Cazalet v Abu-Zalaf [2022] EWFC 11917 October 2022

Published: 21/10/2022 09:00

https://caselaw.nationalarchives.gov.uk/ewfc/2022/119

Mostyn J. W’s application for (i) the recission of decree nisi, (ii) the dismissal of the underlying divorce petition and (iii) the set aside of the financial order made subsequent to that. The parties had been the subject of Mostyn J’s judgment of BN v MA [2013] EWHC 4250 (Fam), in which H had sought to hold W to the terms of a pre-nuptial agreement. The parties had reached a settlement of their financial claims in 2014.

Separation happened in August 2013 and W had filed a petition in September for ‘unreasonable behaviour’. H did not defend the cause and the court pronounced decree nisi. At no point had W sought to make the decree absolute.

W claimed that the parties had reconciled at some point later in 2014. The underlying motive in W’s applications was plainly that the pre-nuptial agreement would have entitled W to increasing levels of provision depending on the length of the marriage.

Mostyn J therefore had to interpret both the procedural routes whereby a decree nisi may be set aside and then the factual question as to whether there had indeed been a reconciliation.

As to the former, Mostyn identified the three procedural routes by which a court could set aside a decree nisi: an application for a set aside and rehearing of the case (‘Route A’) (FPR 4.6(1) and s 31F(6) MFPA 1984); an application for recission where there has been a reconciliation (‘Route B’) (FPR 7.28(2)); and an application by a respondent to make a decree absolute, where the court is empowered to refuse to grant the application and rescind the decree (‘Route C’) (s 9 MCA 1973).

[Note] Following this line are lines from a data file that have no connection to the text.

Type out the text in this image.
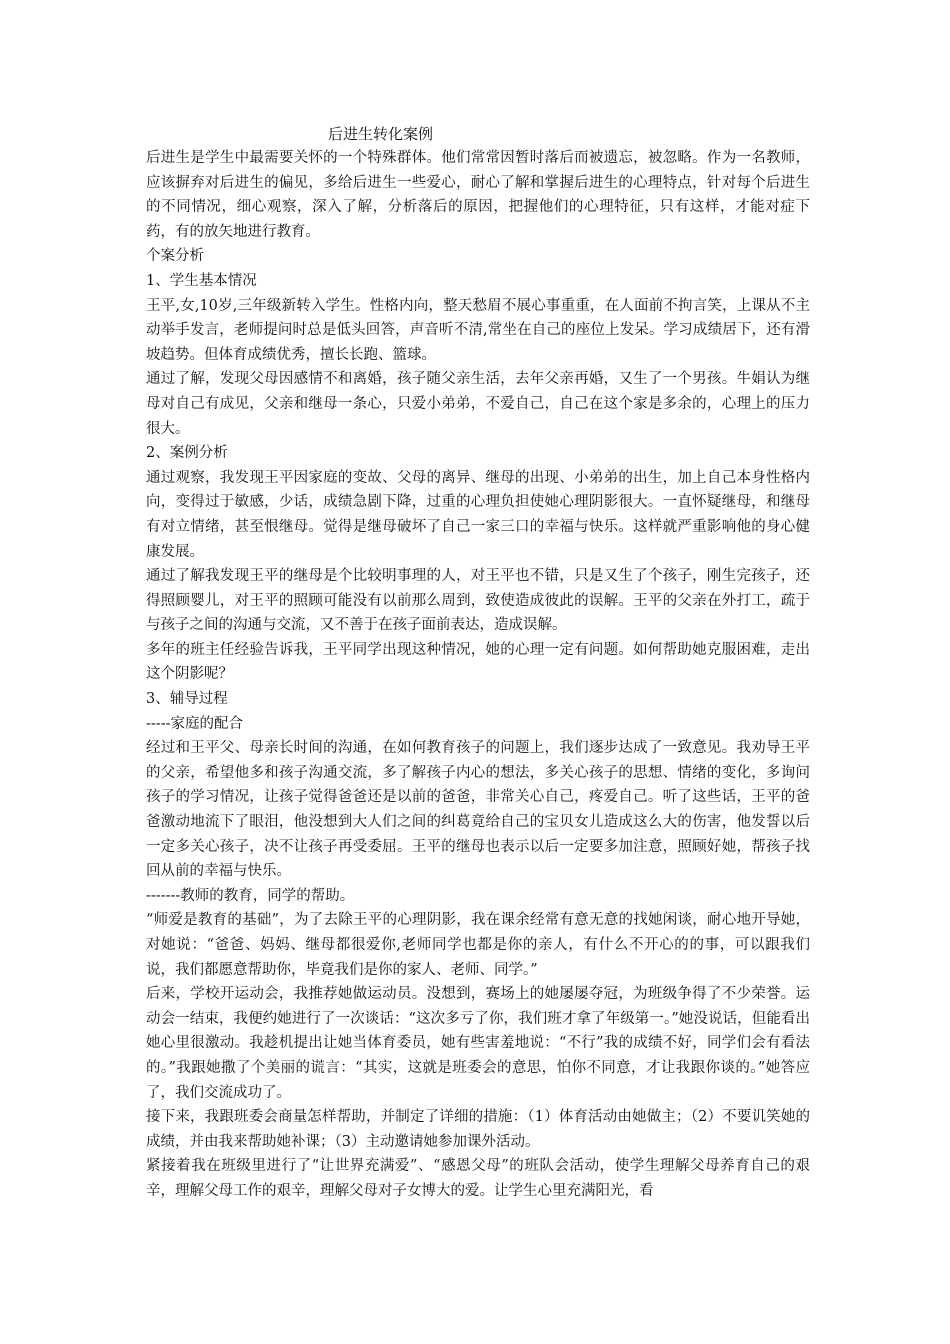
后进生转化案例

后进生是学生中最需要关怀的一个特殊群体。他们常常因暂时落后而被遗忘，被忽略。作为一名教师，应该摒弃对后进生的偏见，多给后进生一些爱心，耐心了解和掌握后进生的心理特点，针对每个后进生的不同情况，细心观察，深入了解，分析落后的原因，把握他们的心理特征，只有这样，才能对症下药，有的放矢地进行教育。

个案分析

1、学生基本情况

王平,女,10岁,三年级新转入学生。性格内向，整天愁眉不展心事重重，在人面前不拘言笑，上课从不主动举手发言，老师提问时总是低头回答，声音听不清,常坐在自己的座位上发呆。学习成绩居下，还有滑坡趋势。但体育成绩优秀，擅长长跑、篮球。

通过了解，发现父母因感情不和离婚，孩子随父亲生活，去年父亲再婚，又生了一个男孩。牛娟认为继母对自己有成见，父亲和继母一条心，只爱小弟弟，不爱自己，自己在这个家是多余的，心理上的压力很大。

2、案例分析

通过观察，我发现王平因家庭的变故、父母的离异、继母的出现、小弟弟的出生，加上自己本身性格内向，变得过于敏感，少话，成绩急剧下降，过重的心理负担使她心理阴影很大。一直怀疑继母，和继母有对立情绪，甚至恨继母。觉得是继母破坏了自己一家三口的幸福与快乐。这样就严重影响他的身心健康发展。

通过了解我发现王平的继母是个比较明事理的人，对王平也不错，只是又生了个孩子，刚生完孩子，还得照顾婴儿，对王平的照顾可能没有以前那么周到，致使造成彼此的误解。王平的父亲在外打工，疏于与孩子之间的沟通与交流，又不善于在孩子面前表达，造成误解。

多年的班主任经验告诉我，王平同学出现这种情况，她的心理一定有问题。如何帮助她克服困难，走出这个阴影呢？

3、辅导过程

-----家庭的配合

经过和王平父、母亲长时间的沟通，在如何教育孩子的问题上，我们逐步达成了一致意见。我劝导王平的父亲，希望他多和孩子沟通交流，多了解孩子内心的想法，多关心孩子的思想、情绪的变化，多询问孩子的学习情况，让孩子觉得爸爸还是以前的爸爸，非常关心自己，疼爱自己。听了这些话，王平的爸爸激动地流下了眼泪，他没想到大人们之间的纠葛竟给自己的宝贝女儿造成这么大的伤害，他发誓以后一定多关心孩子，决不让孩子再受委屈。王平的继母也表示以后一定要多加注意，照顾好她，帮孩子找回从前的幸福与快乐。

-------教师的教育，同学的帮助。

“师爱是教育的基础”，为了去除王平的心理阴影，我在课余经常有意无意的找她闲谈，耐心地开导她，对她说：“爸爸、妈妈、继母都很爱你,老师同学也都是你的亲人，有什么不开心的的事，可以跟我们说，我们都愿意帮助你，毕竟我们是你的家人、老师、同学。”

后来，学校开运动会，我推荐她做运动员。没想到，赛场上的她屡屡夺冠，为班级争得了不少荣誉。运动会一结束，我便约她进行了一次谈话：“这次多亏了你，我们班才拿了年级第一。”她没说话，但能看出她心里很激动。我趁机提出让她当体育委员，她有些害羞地说：“不行”我的成绩不好，同学们会有看法的。”我跟她撒了个美丽的谎言：“其实，这就是班委会的意思，怕你不同意，才让我跟你谈的。”她答应了，我们交流成功了。

接下来，我跟班委会商量怎样帮助，并制定了详细的措施：（1）体育活动由她做主；（2）不要讥笑她的成绩，并由我来帮助她补课；（3）主动邀请她参加课外活动。

紧接着我在班级里进行了“让世界充满爱”、“感恩父母”的班队会活动，使学生理解父母养育自己的艰辛，理解父母工作的艰辛，理解父母对子女博大的爱。让学生心里充满阳光，看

Much of the legal debate centred around whether different tests applied to Routes A and C. Mostyn J concluded that they were – or ought to be – the same.

Mostyn J then considered the evidence as to the state of the relationship between the parties during the alleged reconciliation. In doing so, he commented on the perils attendant on placing too much weight on the demeanour of the witness in such cases, a topic which was the subject of Lord Leggatt’s speech to the At A Glance Conference 2022.

Mostyn dismissed W’s applications, determining that the parties had – in 2014 – ‘resumed a toxic, damaging and unhealthy relationship … which cannot be described as a marital reconciliation’.

Mostyn J concluded by issuing a warning to advocates to consider very carefully the circumstances in which they ought to use the FPR PD30A, para 4.6 procedure to make submissions to the judge after judgment about material omissions, suggesting that the omission in question should only be raised if it could be convincingly argued that this could lead to a completely different outcome.